Ravipati – who speaks three languages – was involved in many activities in and out of DHS. He was a junior developer at Harvard Innovation Labs, a manufacturing and research intern at Innogenomics Technologies, team captain of the award-winning Wildcat Robotics team, cofounder and chief technical officer with the Jefferson Parish Youth Council and a competitive programmer with Major League Hacking.
He also has served as a research intern and trainee with LSU Health Sciences Center and on the Superintendent’s Advisory Council.
Ravipati has racked up a number of awards, including but not limited those from NotUniversity Hacks Programming Competition, Arkansas Regional Robotics Competitions across many years, FIRST Robotics World Championship, Greater New Orleans Science Fair and Red Stick Rumble Robotics Competition. He was also awarded a Harvard Innovation Labs Grant.
High school juniors entered the 2022 National Merit Scholarship Program when they took the 2020 Preliminary SAT/National Merit Scholarship Qualifying Test, which served as an initial screen of program entrants. Last fall, more than 16,000 Semifinalists were named on a state-representational basis in numbers proportional to each state’s percentage of the national total of graduating high school seniors. Semifinalists were the highest-scoring program entrants in each state and represented less than one percent of the nation’s seniors.

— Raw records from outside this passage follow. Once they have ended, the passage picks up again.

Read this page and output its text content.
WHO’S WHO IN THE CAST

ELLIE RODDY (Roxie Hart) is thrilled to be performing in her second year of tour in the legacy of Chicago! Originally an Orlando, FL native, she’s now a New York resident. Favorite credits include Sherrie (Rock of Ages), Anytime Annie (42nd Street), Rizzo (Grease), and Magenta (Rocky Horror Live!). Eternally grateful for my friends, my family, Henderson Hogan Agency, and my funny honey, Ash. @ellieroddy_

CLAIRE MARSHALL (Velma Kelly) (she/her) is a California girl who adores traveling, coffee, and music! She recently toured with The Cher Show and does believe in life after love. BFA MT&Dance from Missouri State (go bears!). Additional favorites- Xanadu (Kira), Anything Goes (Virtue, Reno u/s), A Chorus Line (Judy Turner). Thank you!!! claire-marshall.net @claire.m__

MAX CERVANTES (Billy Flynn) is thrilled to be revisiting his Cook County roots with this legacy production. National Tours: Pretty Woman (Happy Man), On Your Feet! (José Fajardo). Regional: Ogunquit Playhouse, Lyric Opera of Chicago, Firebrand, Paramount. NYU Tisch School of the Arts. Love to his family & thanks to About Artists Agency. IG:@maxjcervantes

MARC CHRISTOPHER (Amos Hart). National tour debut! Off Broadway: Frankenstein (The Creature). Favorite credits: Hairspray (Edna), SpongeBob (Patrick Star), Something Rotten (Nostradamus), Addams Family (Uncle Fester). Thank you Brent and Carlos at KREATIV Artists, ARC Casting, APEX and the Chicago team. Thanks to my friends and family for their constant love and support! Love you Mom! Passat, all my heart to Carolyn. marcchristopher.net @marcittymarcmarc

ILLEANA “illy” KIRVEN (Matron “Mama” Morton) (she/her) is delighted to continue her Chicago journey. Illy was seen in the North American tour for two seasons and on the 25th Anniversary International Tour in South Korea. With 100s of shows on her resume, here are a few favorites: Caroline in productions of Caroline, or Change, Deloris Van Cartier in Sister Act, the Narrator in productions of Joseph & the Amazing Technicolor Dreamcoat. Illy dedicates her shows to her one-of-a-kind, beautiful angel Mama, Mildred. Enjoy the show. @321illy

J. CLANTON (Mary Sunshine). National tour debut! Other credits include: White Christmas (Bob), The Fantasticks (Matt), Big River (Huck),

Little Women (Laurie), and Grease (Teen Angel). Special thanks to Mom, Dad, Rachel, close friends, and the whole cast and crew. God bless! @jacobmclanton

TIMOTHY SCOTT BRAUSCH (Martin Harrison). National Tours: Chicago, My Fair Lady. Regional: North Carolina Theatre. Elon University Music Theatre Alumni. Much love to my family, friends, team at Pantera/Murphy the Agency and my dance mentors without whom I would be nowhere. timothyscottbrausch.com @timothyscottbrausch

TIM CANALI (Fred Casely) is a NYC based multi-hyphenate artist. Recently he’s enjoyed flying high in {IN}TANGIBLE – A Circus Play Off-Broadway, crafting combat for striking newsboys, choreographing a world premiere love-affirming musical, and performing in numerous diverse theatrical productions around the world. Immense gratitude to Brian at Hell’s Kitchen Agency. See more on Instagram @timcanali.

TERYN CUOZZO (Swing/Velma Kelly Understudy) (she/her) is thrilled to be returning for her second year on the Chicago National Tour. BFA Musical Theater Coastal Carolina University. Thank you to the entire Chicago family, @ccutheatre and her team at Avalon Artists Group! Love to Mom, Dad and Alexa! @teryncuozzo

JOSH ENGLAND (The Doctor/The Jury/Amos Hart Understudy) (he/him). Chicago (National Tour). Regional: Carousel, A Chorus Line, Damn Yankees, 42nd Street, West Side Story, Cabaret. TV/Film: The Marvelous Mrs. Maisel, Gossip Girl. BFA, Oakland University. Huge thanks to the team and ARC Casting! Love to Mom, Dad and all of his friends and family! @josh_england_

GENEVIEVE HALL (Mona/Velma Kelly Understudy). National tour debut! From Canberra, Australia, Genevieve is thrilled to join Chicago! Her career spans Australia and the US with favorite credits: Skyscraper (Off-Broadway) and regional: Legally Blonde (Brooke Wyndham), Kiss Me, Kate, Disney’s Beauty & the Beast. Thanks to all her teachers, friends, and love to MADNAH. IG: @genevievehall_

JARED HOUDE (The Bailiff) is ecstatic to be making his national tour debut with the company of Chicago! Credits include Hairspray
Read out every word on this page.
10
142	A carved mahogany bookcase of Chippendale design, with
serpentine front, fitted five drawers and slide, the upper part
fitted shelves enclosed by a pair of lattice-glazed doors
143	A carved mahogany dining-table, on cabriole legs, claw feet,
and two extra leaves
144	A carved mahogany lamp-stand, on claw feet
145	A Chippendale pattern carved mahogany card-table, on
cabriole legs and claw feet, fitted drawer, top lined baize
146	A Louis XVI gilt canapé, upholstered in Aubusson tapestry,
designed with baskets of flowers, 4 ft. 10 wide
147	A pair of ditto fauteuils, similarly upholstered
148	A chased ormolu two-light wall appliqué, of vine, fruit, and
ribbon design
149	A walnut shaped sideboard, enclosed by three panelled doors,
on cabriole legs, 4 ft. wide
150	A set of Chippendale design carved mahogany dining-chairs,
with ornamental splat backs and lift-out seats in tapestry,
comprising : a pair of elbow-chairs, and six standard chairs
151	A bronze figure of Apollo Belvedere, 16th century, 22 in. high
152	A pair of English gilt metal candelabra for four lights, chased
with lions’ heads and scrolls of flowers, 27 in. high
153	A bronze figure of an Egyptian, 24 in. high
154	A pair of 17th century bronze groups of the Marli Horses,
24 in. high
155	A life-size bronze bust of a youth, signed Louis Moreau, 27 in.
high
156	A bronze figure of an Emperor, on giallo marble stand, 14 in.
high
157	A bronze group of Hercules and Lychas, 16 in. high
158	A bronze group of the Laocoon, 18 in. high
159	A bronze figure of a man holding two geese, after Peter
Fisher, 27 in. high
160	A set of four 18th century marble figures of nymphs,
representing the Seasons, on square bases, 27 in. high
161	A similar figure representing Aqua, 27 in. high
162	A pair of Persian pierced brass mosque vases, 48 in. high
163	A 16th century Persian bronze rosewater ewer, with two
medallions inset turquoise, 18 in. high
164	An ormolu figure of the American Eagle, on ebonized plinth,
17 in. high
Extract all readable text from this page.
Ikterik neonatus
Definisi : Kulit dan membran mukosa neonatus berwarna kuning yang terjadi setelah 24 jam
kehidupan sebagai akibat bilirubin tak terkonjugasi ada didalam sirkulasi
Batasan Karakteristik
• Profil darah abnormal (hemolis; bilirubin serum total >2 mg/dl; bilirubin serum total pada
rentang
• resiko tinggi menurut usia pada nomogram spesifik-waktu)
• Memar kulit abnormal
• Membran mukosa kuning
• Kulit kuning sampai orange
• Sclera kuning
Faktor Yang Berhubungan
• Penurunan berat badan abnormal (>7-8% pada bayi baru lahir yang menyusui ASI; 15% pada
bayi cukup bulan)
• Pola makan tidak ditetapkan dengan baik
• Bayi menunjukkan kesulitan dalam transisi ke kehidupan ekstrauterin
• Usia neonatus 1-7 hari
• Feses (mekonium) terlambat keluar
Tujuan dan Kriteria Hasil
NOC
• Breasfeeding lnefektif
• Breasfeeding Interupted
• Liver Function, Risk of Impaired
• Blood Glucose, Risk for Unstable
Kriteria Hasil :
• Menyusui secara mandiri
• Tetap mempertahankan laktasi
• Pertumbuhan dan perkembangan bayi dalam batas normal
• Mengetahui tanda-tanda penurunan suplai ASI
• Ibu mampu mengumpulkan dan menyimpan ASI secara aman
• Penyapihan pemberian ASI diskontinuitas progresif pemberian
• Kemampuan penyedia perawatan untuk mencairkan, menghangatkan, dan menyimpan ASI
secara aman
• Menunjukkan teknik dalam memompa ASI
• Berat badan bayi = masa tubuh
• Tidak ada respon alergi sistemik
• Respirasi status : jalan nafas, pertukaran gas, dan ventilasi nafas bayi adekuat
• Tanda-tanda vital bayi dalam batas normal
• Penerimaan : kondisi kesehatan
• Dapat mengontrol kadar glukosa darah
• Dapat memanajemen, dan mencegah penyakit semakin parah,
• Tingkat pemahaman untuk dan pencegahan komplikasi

To compete for Merit Scholarship awards, semifinalists first had to advance to the finalist level of the competition by fulfilling additional requirements. Each semifinalist was asked to submit a detailed scholarship application, which included writing an essay and providing information about extracurricular activities, awards, and leadership positions. Semifinalists also had to have an outstanding academic record, be endorsed and recommended by a high school official, and earn SAT or ACT scores that confirmed the qualifying test performance. From the semifinalist group, over 15,000 met requirements for finalist standing, and about half of the finalists will be Merit Scholarship winners in 2022.